Officials with the American Assn. of Museums, which conducted the 2006 survey that tags natural history as an underperforming sector, cautioned against drawing strong statistical conclusions, because the report was based on median results from 43 institutions over three years, compared with 197 art museums. But there's no shortage of anecdotal woe.
The Milwaukee Public Museum lies fiscally prostrate, its net assets having fallen to minus-$14 million last year, according to its 2006 tax return.

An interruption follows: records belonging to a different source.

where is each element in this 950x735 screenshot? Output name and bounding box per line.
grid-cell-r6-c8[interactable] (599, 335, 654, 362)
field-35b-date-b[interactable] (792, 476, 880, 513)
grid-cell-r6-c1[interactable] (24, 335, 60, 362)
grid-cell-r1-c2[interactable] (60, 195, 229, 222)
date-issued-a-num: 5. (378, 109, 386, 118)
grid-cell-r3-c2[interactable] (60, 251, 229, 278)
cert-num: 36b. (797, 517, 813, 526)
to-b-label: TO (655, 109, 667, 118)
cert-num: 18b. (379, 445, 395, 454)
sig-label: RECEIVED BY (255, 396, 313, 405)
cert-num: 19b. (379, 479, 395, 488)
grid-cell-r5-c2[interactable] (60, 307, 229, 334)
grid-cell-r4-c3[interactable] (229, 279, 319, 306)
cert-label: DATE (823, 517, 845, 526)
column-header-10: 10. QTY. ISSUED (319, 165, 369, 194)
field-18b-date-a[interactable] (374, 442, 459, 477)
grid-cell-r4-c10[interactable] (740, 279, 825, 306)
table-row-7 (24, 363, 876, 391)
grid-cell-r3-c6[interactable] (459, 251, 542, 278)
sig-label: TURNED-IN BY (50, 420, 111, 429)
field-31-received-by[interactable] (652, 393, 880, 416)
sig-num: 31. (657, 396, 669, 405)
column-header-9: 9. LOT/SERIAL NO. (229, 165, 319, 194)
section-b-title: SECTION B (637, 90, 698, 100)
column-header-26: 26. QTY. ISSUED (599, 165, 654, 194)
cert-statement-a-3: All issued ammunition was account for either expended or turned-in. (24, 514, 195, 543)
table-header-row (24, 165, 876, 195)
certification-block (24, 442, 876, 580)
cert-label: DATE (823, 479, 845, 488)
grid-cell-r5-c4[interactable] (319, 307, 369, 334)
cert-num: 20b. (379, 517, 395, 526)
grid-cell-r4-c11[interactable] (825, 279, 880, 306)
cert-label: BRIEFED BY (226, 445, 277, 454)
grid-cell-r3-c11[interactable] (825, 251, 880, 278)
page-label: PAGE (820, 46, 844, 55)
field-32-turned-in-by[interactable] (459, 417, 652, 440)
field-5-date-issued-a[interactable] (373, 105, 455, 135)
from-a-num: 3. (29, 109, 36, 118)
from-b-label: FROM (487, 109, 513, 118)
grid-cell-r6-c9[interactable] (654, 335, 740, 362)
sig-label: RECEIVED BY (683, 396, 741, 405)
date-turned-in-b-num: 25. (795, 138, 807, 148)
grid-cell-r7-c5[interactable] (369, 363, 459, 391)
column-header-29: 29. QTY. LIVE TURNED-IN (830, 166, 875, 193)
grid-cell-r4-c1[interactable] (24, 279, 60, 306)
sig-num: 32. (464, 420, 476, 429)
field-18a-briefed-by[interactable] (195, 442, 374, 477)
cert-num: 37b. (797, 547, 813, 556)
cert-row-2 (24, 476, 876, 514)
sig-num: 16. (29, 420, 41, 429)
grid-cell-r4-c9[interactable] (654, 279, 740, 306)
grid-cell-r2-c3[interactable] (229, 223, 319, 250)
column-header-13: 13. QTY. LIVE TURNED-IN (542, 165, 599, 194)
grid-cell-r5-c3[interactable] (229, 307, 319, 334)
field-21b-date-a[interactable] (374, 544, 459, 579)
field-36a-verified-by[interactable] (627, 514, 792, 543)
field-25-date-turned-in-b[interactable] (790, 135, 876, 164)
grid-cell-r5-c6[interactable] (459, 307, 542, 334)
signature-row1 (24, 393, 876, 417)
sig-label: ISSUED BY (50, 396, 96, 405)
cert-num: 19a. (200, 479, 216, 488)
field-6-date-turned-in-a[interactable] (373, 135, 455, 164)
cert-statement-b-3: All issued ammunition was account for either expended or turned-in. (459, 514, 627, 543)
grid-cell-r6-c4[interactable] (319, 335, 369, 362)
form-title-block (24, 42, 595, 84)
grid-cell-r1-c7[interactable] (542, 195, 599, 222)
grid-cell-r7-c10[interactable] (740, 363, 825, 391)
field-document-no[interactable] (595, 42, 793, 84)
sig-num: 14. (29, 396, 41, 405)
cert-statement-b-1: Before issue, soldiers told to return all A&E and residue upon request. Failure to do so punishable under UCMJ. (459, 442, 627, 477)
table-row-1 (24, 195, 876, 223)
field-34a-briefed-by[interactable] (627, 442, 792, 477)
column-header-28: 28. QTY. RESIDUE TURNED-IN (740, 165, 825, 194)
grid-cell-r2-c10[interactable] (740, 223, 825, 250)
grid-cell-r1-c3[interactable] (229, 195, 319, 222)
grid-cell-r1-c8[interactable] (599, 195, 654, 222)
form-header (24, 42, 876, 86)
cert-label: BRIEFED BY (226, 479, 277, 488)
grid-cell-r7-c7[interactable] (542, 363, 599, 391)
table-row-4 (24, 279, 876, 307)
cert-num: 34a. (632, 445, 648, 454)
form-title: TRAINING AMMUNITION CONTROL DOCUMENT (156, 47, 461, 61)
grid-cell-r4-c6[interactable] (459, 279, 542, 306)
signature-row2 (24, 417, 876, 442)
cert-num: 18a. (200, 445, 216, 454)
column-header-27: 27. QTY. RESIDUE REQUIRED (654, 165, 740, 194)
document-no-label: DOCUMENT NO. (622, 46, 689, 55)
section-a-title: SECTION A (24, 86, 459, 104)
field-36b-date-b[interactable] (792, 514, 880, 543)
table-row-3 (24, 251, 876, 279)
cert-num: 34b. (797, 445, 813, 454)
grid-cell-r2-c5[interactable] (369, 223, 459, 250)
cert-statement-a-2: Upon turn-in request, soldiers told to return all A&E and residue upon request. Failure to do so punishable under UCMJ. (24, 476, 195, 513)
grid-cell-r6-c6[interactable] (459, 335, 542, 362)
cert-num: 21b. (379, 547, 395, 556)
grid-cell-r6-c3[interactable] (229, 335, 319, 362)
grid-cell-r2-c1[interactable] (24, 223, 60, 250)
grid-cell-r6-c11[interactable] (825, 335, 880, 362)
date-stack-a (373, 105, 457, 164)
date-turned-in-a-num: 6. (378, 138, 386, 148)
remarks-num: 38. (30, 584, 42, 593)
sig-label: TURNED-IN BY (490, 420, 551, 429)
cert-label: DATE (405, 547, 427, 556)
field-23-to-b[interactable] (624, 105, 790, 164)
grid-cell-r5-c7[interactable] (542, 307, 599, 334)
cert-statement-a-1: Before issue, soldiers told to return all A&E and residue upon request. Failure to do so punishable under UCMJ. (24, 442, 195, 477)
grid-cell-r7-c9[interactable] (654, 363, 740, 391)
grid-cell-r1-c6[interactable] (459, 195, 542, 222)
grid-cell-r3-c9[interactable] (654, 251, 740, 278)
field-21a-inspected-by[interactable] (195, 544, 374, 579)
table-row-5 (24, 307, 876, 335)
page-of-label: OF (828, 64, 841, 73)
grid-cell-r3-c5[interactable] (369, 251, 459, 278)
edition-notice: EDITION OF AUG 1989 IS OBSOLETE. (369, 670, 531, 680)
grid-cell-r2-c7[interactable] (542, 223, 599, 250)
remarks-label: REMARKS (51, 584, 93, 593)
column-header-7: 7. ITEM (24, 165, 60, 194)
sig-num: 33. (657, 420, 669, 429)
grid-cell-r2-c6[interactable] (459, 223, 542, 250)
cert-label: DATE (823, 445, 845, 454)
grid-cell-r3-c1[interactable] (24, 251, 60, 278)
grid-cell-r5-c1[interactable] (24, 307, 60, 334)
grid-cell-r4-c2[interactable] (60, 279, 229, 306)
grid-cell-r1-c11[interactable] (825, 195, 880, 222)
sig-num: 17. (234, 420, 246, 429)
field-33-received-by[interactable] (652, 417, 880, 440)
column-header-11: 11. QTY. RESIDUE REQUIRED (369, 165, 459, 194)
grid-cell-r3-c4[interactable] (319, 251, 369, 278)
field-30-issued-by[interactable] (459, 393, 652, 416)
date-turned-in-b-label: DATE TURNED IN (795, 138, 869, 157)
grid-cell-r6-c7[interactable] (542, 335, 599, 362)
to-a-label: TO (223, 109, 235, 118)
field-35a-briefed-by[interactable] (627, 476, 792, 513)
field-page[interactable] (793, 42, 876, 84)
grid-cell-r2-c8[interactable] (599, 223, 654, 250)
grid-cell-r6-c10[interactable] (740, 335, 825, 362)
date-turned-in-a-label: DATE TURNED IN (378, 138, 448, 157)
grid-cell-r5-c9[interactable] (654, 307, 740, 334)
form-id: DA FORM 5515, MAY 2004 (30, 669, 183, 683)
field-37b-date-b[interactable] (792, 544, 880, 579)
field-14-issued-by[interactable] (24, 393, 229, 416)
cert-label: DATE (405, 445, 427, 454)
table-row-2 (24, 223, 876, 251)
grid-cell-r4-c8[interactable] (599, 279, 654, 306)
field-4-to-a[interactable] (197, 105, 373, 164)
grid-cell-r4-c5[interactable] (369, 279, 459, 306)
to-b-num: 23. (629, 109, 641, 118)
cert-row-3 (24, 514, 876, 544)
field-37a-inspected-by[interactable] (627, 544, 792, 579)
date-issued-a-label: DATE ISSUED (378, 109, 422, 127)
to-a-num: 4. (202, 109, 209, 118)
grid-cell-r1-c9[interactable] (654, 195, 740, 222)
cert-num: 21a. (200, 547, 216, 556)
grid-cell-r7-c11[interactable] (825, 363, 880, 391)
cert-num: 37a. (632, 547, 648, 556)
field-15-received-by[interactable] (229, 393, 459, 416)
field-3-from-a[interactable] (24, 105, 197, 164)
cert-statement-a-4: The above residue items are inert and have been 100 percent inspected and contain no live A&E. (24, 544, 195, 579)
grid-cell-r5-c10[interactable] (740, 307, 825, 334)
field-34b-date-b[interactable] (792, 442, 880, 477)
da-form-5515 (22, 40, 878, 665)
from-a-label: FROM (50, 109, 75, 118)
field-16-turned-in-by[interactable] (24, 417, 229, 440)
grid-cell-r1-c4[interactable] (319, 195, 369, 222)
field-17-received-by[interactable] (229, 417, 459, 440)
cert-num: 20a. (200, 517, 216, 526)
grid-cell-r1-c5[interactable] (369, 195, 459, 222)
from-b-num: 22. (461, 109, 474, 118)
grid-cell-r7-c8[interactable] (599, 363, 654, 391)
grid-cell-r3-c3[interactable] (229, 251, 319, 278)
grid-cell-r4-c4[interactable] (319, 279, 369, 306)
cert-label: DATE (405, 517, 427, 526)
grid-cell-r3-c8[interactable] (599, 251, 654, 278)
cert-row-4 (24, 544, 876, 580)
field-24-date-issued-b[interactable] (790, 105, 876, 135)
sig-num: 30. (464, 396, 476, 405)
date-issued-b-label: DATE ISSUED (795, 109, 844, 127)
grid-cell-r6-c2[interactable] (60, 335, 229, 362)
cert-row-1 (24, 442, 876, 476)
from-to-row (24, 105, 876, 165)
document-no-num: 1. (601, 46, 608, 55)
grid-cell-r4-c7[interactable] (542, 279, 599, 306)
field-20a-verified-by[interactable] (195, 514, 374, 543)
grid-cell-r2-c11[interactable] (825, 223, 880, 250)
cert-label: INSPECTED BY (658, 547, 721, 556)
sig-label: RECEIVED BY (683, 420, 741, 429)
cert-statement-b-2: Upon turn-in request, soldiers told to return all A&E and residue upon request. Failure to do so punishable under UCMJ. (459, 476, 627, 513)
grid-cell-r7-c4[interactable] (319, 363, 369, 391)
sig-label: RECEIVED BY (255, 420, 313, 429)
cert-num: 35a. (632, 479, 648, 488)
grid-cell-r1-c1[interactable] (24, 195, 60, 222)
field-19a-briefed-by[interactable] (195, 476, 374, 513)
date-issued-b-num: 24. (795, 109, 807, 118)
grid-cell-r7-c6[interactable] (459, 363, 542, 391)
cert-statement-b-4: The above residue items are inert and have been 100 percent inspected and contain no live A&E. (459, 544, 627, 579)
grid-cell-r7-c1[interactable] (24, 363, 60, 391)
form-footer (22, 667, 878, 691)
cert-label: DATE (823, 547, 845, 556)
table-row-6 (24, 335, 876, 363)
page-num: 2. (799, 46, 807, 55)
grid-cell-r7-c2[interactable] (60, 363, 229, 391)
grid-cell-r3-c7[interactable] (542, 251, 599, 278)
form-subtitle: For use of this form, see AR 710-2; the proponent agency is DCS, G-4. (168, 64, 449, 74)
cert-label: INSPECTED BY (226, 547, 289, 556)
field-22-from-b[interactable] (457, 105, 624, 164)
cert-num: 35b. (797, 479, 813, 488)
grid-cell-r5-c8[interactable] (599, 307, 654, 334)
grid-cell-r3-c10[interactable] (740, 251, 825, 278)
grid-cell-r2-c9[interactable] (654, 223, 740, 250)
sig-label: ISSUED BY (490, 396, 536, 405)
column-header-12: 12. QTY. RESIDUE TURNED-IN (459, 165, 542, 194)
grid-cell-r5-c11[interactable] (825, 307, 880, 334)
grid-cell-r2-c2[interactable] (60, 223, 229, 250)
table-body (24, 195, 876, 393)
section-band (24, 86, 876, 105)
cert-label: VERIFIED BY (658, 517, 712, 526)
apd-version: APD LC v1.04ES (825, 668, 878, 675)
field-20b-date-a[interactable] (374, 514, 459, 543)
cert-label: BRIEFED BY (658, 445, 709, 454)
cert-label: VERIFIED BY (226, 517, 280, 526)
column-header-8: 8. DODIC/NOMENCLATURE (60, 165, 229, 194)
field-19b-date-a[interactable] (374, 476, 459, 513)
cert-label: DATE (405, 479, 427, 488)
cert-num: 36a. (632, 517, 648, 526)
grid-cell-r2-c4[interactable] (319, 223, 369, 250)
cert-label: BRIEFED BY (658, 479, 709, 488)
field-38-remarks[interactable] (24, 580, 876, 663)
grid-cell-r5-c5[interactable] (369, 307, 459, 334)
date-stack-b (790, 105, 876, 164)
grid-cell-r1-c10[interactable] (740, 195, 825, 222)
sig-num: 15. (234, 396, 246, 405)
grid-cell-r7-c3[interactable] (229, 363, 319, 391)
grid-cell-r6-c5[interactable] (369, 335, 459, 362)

The Academy of Natural Sciences in Philadelphia, the deficit-ridden, 195-year-old granddaddy of American natural history museums, sold some of the family jewels to prop up its finances last year, earning $1 million for a chunk of its mineral collection.
The Smithsonian Institution's natural history museum in Washington, D.C., which draws more than 5 million visitors a year and has the nation's largest collection, with more than 126 million specimens, is seen as deeply troubled; the staff has shrunk almost a third since 2000.
"It's a real concern to see continued diminishing ranks of scientists there," said Robert Gropp, director of public policy for the American Institute of Biological Sciences. "We hear routinely from folks who work there that morale is really down."
Even the American Museum of Natural History in New York, which stands with the Smithsonian and the Field Museum in Chicago as the Big Three of natural history exhibits and research, has had to economize. The museum has reduced its staff about 11% this decade, although curators were untouched, spokesman Steve Reichl said.
Universities aren't a strong alternative, scientists say, because many have given up their expensive-to-maintain natural history collections and focused their efforts elsewhere, including biomedical research, genetics and technology.
The L.A. museum, which vies with San Francisco's California Academy of Sciences for fourth place in national rankings, turned to shock therapy in 2003, laying off 7% of its staff to save $2 million and reverse a long string of deficits. Most remaining employees endured a wage freeze that ended this year.
The museum's scientists have been studying things like parasitical bee-killing Peruvian flies, or attempting to sort out the evolution and global distribution of gobioids, small ocean fish important to the diet of the seafood humans eat. How can such research fit into what investment company executive Paul Haaga Jr., president of the museum's board, calls "the elevator speech" -- the pithy hook, deliverable in the course of an elevator ride, that's needed to recruit donors? And finding big donors is more crucial than ever for an institution that's revving up a $115-million fundraising campaign.